Matt Taibbi describes his ten weeks undercover with the Bush campaign in Orlando. Excerpts:
Republicans are everywhere, but everywhere is not a good place to look for them. For my purposes I wanted to try to catch them in their ideal habitat. That was why I chose Orlando. For me, it is hell on earth, the worst city on the planet, a place that would make me long for Kinshasa or Volokolamsk. But for Republicans, it is ideal: a scorching-hot paved inland archipelago of garish shopping malls and stadium-size steel-and-glass Baptist churches, a place with no nonhuman life apart from the caged animals at the theme parks, and an entire economy organized around monstrous temples to fake experience.
If you've ever hung out with the Tricia Enrights and Joe Trippis of the world, you know that the operative vibe of the Democratic insider is wisecracking cool. It is not a reach to say that the ideological vision that mainstream Democratic politics has offered America since Clinton has been the supercool high school, the party of the popular kids. For all the talk about the Democrats being the party of inclusion, it really doesn't feel that way from the inside.

That's not true of all Democrats, of course. I thought it was very different, for instance, in the campaign of Dennis Kucinich. For the most part, these people were motivated by something other than ambition, and just being part of that campaign meant you were in a besieged minority, with the whole world out there laughing at you. Kucinich supporters stuck up for one another, because they had to.

You get that same besieged fraternal feeling in a Republican campaign office. There is no M*A*S*H ensemble-cast repartee. Nobody wears T-shirts that mean something, and nobody looks cool. As I would later find out, most Republicans hate "cool" ("They all think they're so cool and artistic," griped one woman as she watched Fox coverage of Democratic delegates arriving in Boston). Many of the parent volunteers I met were especially bitter because they think that cool is what liberals use to lure their children away. Which they might very well be right about, of course.
During my time on the campaign, I noticed an unusual phenomenon. The more involved a person was with the campaign, the more likely he was to be politically moderate. Most of the core group of our office -- Vienna, Rhyan, Ben, Don -- were quietly pro-choice or socially liberal in some other respect. It was the casual volunteers and the people whose only involvement was a bumper sticker who were likely to rant about liberals being traitors and agents of Islamo-Fascism who should be exiled from the country or jailed, etc.

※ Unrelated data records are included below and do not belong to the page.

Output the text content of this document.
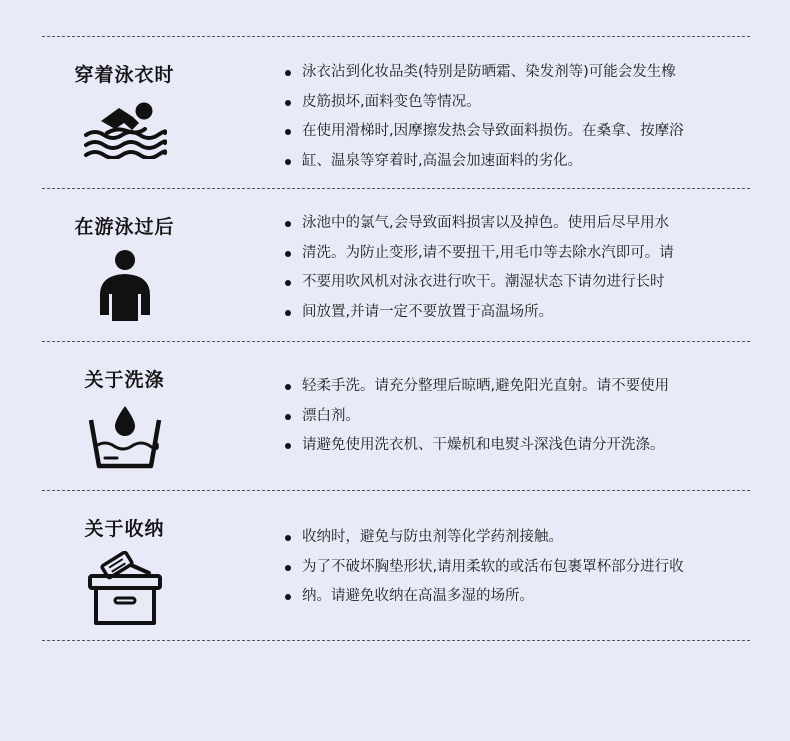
穿着泳衣时	泳衣沾到化妆品类(特别是防晒霜、染发剂等)可能会发生橡
皮筋损坏,面料变色等情况。
在使用滑梯时,因摩擦发热会导致面料损伤。在桑拿、按摩浴
缸、温泉等穿着时,高温会加速面料的劣化。
在游泳过后	泳池中的氯气,会导致面料损害以及掉色。使用后尽早用水
清洗。为防止变形,请不要扭干,用毛巾等去除水汽即可。请
不要用吹风机对泳衣进行吹干。潮湿状态下请勿进行长时
间放置,并请一定不要放置于高温场所。
关于洗涤	轻柔手洗。请充分整理后晾晒,避免阳光直射。请不要使用
漂白剂。
请避免使用洗衣机、干燥机和电熨斗深浅色请分开洗涤。
关于收纳	收纳时，避免与防虫剂等化学药剂接触。
为了不破坏胸垫形状,请用柔软的或活布包裹罩杯部分进行收
纳。请避免收纳在高温多湿的场所。
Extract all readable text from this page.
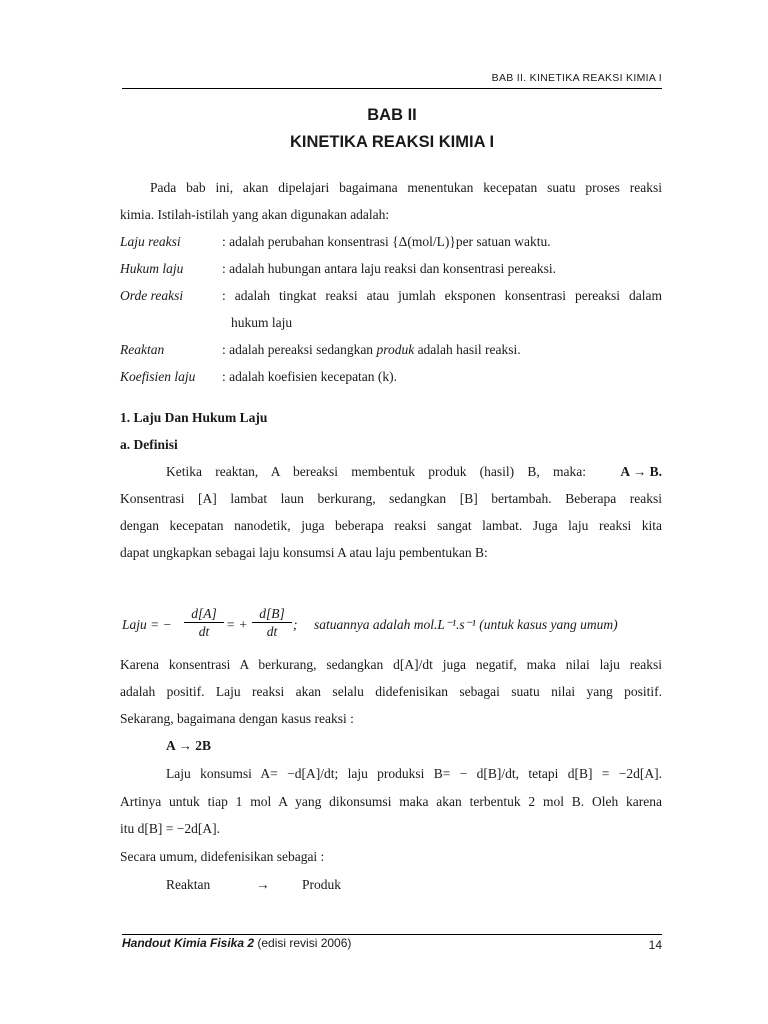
BAB II. KINETIKA REAKSI KIMIA I
BAB II
KINETIKA REAKSI KIMIA I
Pada bab ini, akan dipelajari bagaimana menentukan kecepatan suatu proses reaksi
kimia. Istilah-istilah yang akan digunakan adalah:
Laju reaksi	: adalah perubahan konsentrasi {Δ(mol/L)}per satuan waktu.
Hukum laju	: adalah hubungan antara laju reaksi dan konsentrasi pereaksi.
Orde reaksi	: adalah tingkat reaksi atau jumlah eksponen konsentrasi pereaksi dalam
hukum laju
Reaktan	: adalah pereaksi sedangkan produk adalah hasil reaksi.
Koefisien laju : adalah koefisien kecepatan (k).
1. Laju Dan Hukum Laju
a. Definisi
Ketika reaktan, A bereaksi membentuk produk (hasil) B, maka:	A → B.
Konsentrasi [A] lambat laun berkurang, sedangkan [B] bertambah. Beberapa reaksi
dengan kecepatan nanodetik, juga beberapa reaksi sangat lambat. Juga laju reaksi kita
dapat ungkapkan sebagai laju konsumsi A atau laju pembentukan B:
Laju = − $\frac{d[A]}{dt}$ = + $\frac{d[B]}{dt}$ ; satuannya adalah mol.L⁻¹.s⁻¹ (untuk kasus yang umum)
Karena konsentrasi A berkurang, sedangkan d[A]/dt juga negatif, maka nilai laju reaksi
adalah positif. Laju reaksi akan selalu didefenisikan sebagai suatu nilai yang positif.
Sekarang, bagaimana dengan kasus reaksi :
A → 2B
Laju konsumsi A= −d[A]/dt; laju produksi B= − d[B]/dt, tetapi d[B] = −2d[A].
Artinya untuk tiap 1 mol A yang dikonsumsi maka akan terbentuk 2 mol B. Oleh karena
itu d[B] = −2d[A].
Secara umum, didefenisikan sebagai :
Reaktan	→ Produk
Handout Kimia Fisika 2 (edisi revisi 2006)	14
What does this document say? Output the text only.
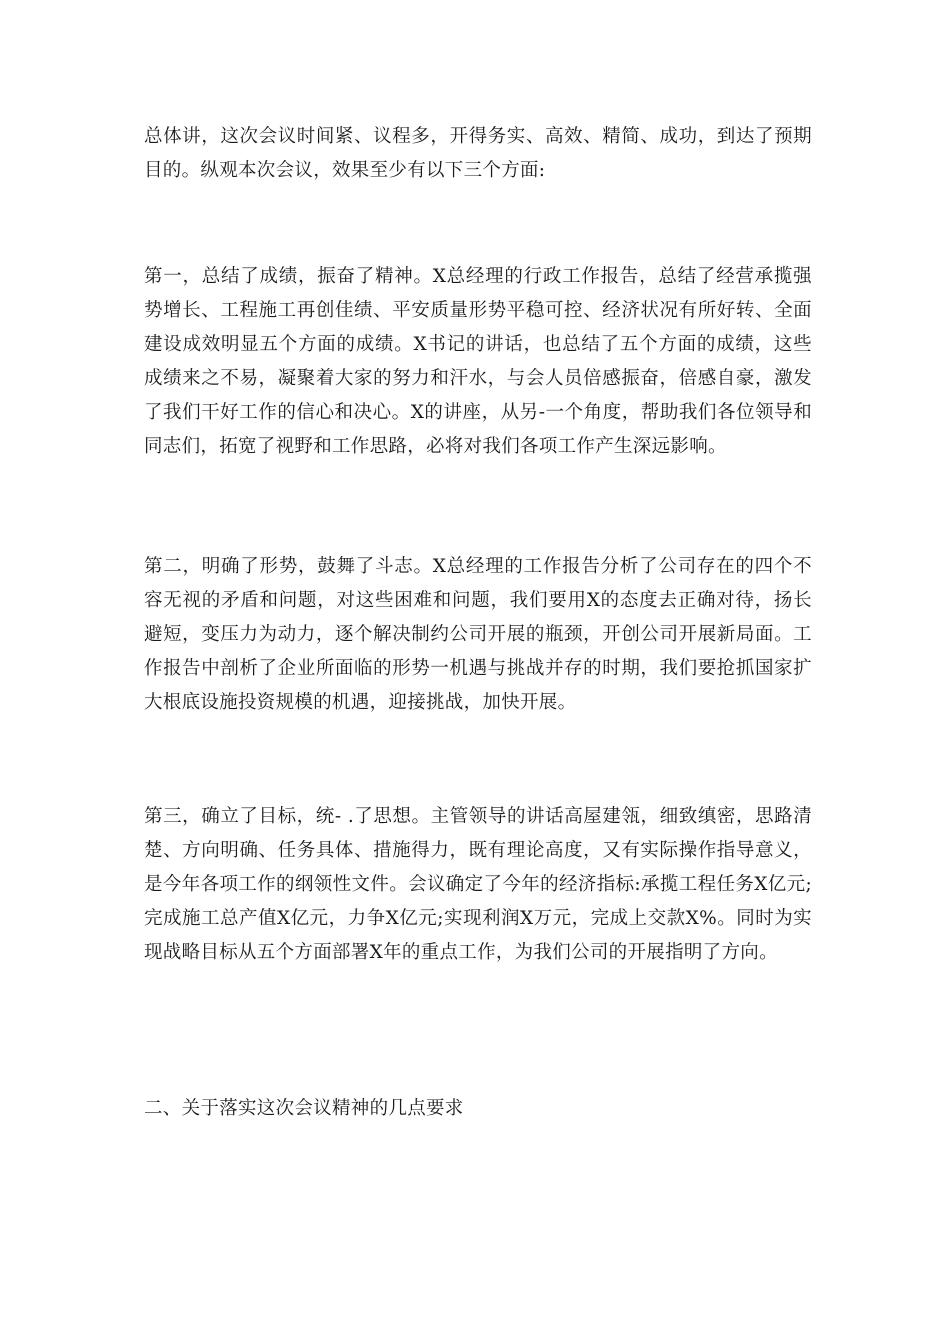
总体讲，这次会议时间紧、议程多，开得务实、高效、精简、成功，到达了预期目的。纵观本次会议，效果至少有以下三个方面:

第一，总结了成绩，振奋了精神。X总经理的行政工作报告，总结了经营承揽强势增长、工程施工再创佳绩、平安质量形势平稳可控、经济状况有所好转、全面建设成效明显五个方面的成绩。X书记的讲话，也总结了五个方面的成绩，这些成绩来之不易，凝聚着大家的努力和汗水，与会人员倍感振奋，倍感自豪，激发了我们干好工作的信心和决心。X的讲座，从另-一个角度，帮助我们各位领导和同志们，拓宽了视野和工作思路，必将对我们各项工作产生深远影响。

第二，明确了形势，鼓舞了斗志。X总经理的工作报告分析了公司存在的四个不容无视的矛盾和问题，对这些困难和问题，我们要用X的态度去正确对待，扬长避短，变压力为动力，逐个解决制约公司开展的瓶颈，开创公司开展新局面。工作报告中剖析了企业所面临的形势一机遇与挑战并存的时期，我们要抢抓国家扩大根底设施投资规模的机遇，迎接挑战，加快开展。

第三，确立了目标，统- .了思想。主管领导的讲话高屋建瓴，细致缜密，思路清楚、方向明确、任务具体、措施得力，既有理论高度，又有实际操作指导意义，是今年各项工作的纲领性文件。会议确定了今年的经济指标:承揽工程任务X亿元;完成施工总产值X亿元，力争X亿元;实现利润X万元，完成上交款X%。同时为实现战略目标从五个方面部署X年的重点工作，为我们公司的开展指明了方向。

二、关于落实这次会议精神的几点要求
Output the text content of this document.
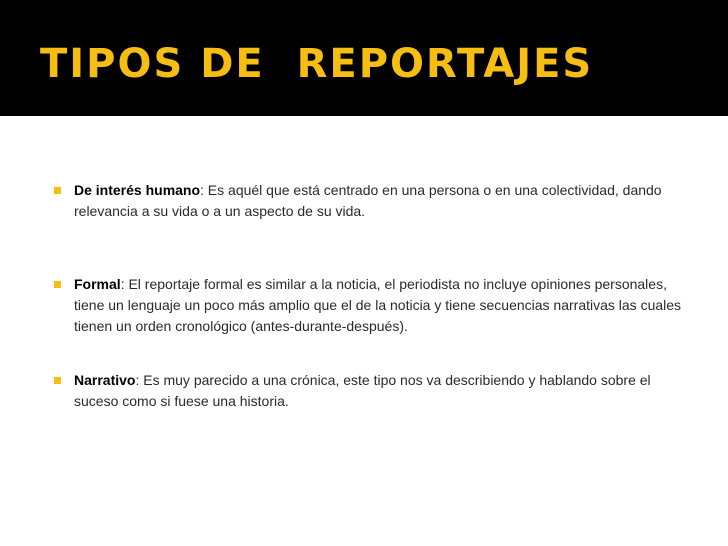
TIPOS DE  REPORTAJES
De interés humano: Es aquél que está centrado en una persona o en una colectividad, dando relevancia a su vida o a un aspecto de su vida.
Formal: El reportaje formal es similar a la noticia, el periodista no incluye opiniones personales, tiene un lenguaje un poco más amplio que el de la noticia y tiene secuencias narrativas las cuales tienen un orden cronológico (antes-durante-después).
Narrativo: Es muy parecido a una crónica, este tipo nos va describiendo y hablando sobre el suceso como si fuese una historia.
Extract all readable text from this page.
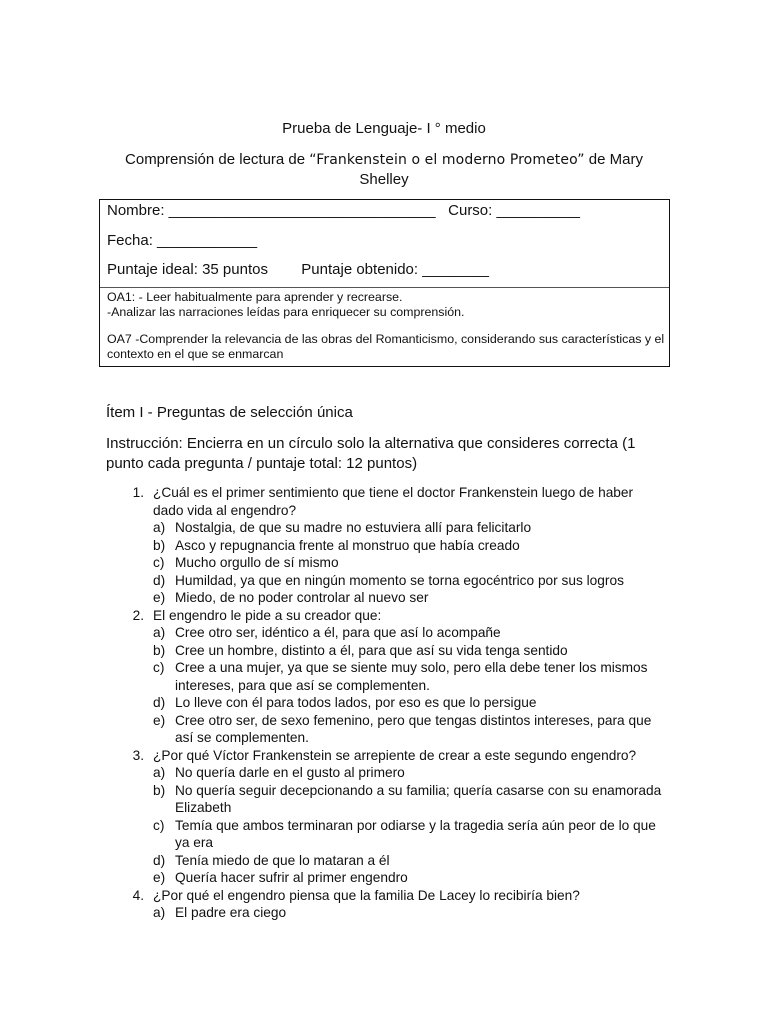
Prueba de Lenguaje- I ° medio
Comprensión de lectura de “Frankenstein o el moderno Prometeo” de Mary Shelley
Nombre: ________________________________   Curso: __________
Fecha: ____________
Puntaje ideal: 35 puntos        Puntaje obtenido: ________

OA1: - Leer habitualmente para aprender y recrearse.

-Analizar las narraciones leídas para enriquecer su comprensión.

OA7 -Comprender la relevancia de las obras del Romanticismo, considerando sus características y el contexto en el que se enmarcan

Ítem I - Preguntas de selección única
Instrucción: Encierra en un círculo solo la alternativa que consideres correcta (1 punto cada pregunta / puntaje total: 12 puntos)
1. ¿Cuál es el primer sentimiento que tiene el doctor Frankenstein luego de haber dado vida al engendro?
a) Nostalgia, de que su madre no estuviera allí para felicitarlo
b) Asco y repugnancia frente al monstruo que había creado
c) Mucho orgullo de sí mismo
d) Humildad, ya que en ningún momento se torna egocéntrico por sus logros
e) Miedo, de no poder controlar al nuevo ser
2. El engendro le pide a su creador que:
a) Cree otro ser, idéntico a él, para que así lo acompañe
b) Cree un hombre, distinto a él, para que así su vida tenga sentido
c) Cree a una mujer, ya que se siente muy solo, pero ella debe tener los mismos intereses, para que así se complementen.
d) Lo lleve con él para todos lados, por eso es que lo persigue
e) Cree otro ser, de sexo femenino, pero que tengas distintos intereses, para que así se complementen.
3. ¿Por qué Víctor Frankenstein se arrepiente de crear a este segundo engendro?
a) No quería darle en el gusto al primero
b) No quería seguir decepcionando a su familia; quería casarse con su enamorada Elizabeth
c) Temía que ambos terminaran por odiarse y la tragedia sería aún peor de lo que ya era
d) Tenía miedo de que lo mataran a él
e) Quería hacer sufrir al primer engendro
4. ¿Por qué el engendro piensa que la familia De Lacey lo recibiría bien?
a) El padre era ciego
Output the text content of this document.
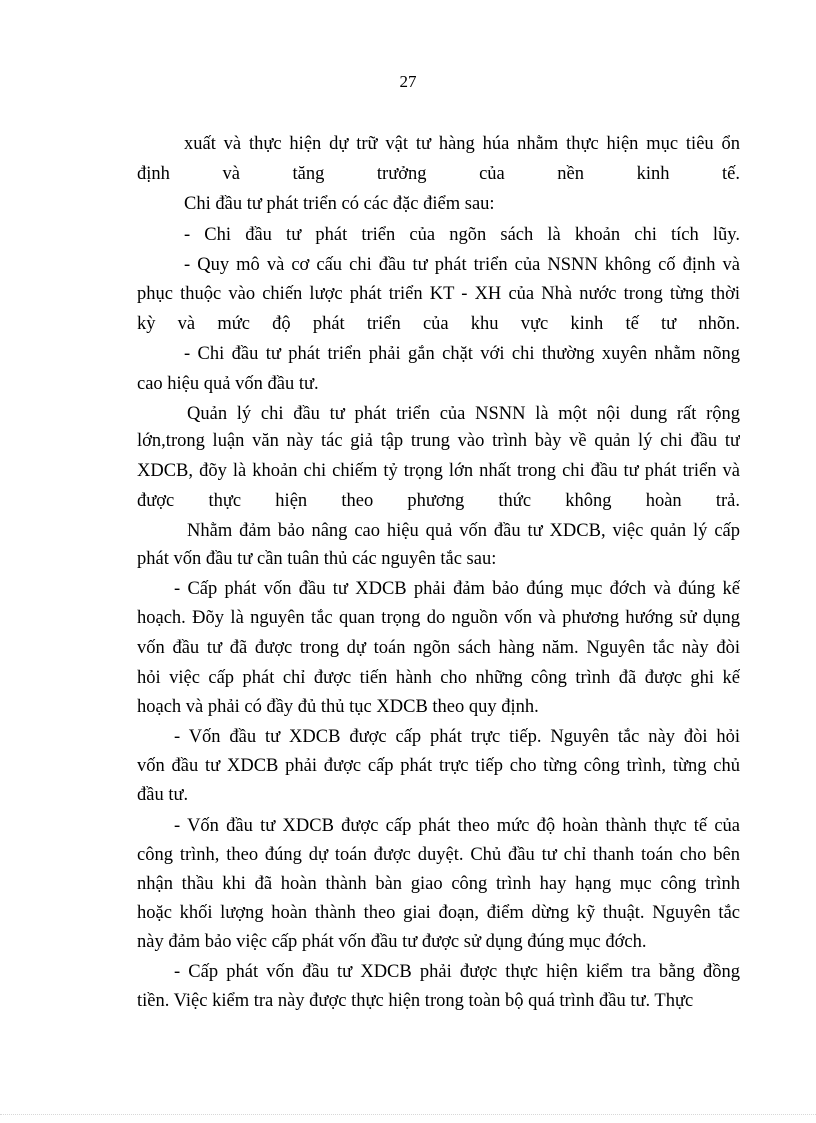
27
xuất và thực hiện dự trữ vật tư hàng húa nhằm thực hiện mục tiêu ổn
định và tăng trưởng của nền kinh tế.
Chi đầu tư phát triển có các đặc điểm sau:
- Chi đầu tư phát triển của ngõn sách là khoản chi tích lũy.
- Quy mô và cơ cấu chi đầu tư phát triển của NSNN không cố định và
phục thuộc vào chiến lược phát triển KT - XH của Nhà nước trong từng thời
kỳ và mức độ phát triển của khu vực kinh tế tư nhõn.
- Chi đầu tư phát triển phải gắn chặt với chi thường xuyên nhằm nõng
cao hiệu quả vốn đầu tư.
Quản lý chi đầu tư phát triển của NSNN là một nội dung rất rộng
lớn,trong luận văn này tác giả tập trung vào trình bày về quản lý chi đầu tư
XDCB, đõy là khoản chi chiếm tỷ trọng lớn nhất trong chi đầu tư phát triển và
được thực hiện theo phương thức không hoàn trả.
Nhằm đảm bảo nâng cao hiệu quả vốn đầu tư XDCB, việc quản lý cấp
phát vốn đầu tư cần tuân thủ các nguyên tắc sau:
- Cấp phát vốn đầu tư XDCB phải đảm bảo đúng mục đớch và đúng kế
hoạch. Đõy là nguyên tắc quan trọng do nguồn vốn và phương hướng sử dụng
vốn đầu tư đã được trong dự toán ngõn sách hàng năm. Nguyên tắc này đòi
hỏi việc cấp phát chỉ được tiến hành cho những công trình đã được ghi kế
hoạch và phải có đầy đủ thủ tục XDCB theo quy định.
- Vốn đầu tư XDCB được cấp phát trực tiếp. Nguyên tắc này đòi hỏi
vốn đầu tư XDCB phải được cấp phát trực tiếp cho từng công trình, từng chủ
đầu tư.
- Vốn đầu tư XDCB được cấp phát theo mức độ hoàn thành thực tế của
công trình, theo đúng dự toán được duyệt. Chủ đầu tư chỉ thanh toán cho bên
nhận thầu khi đã hoàn thành bàn giao công trình hay hạng mục công trình
hoặc khối lượng hoàn thành theo giai đoạn, điểm dừng kỹ thuật. Nguyên tắc
này đảm bảo việc cấp phát vốn đầu tư được sử dụng đúng mục đớch.
- Cấp phát vốn đầu tư XDCB phải được thực hiện kiểm tra bằng đồng
tiền. Việc kiểm tra này được thực hiện trong toàn bộ quá trình đầu tư. Thực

I saw this clearly one weekend at a local gun show, where we were manning a voter-registration booth. I rotated with Rhyan and Vienna that weekend, and all three of us were quietly freaking out at the sight of all these fat weirdos from the sticks buying huge assault rifles and Confederate bumper stickers with messages such as IF I'D KNOWN THIS WOULD HAPPEN, I'D HAVE PICKED MY OWN COTTON.

"Man, I'm glad I'm a socially liberal Republican," whispered Rhyan at one point, laughing.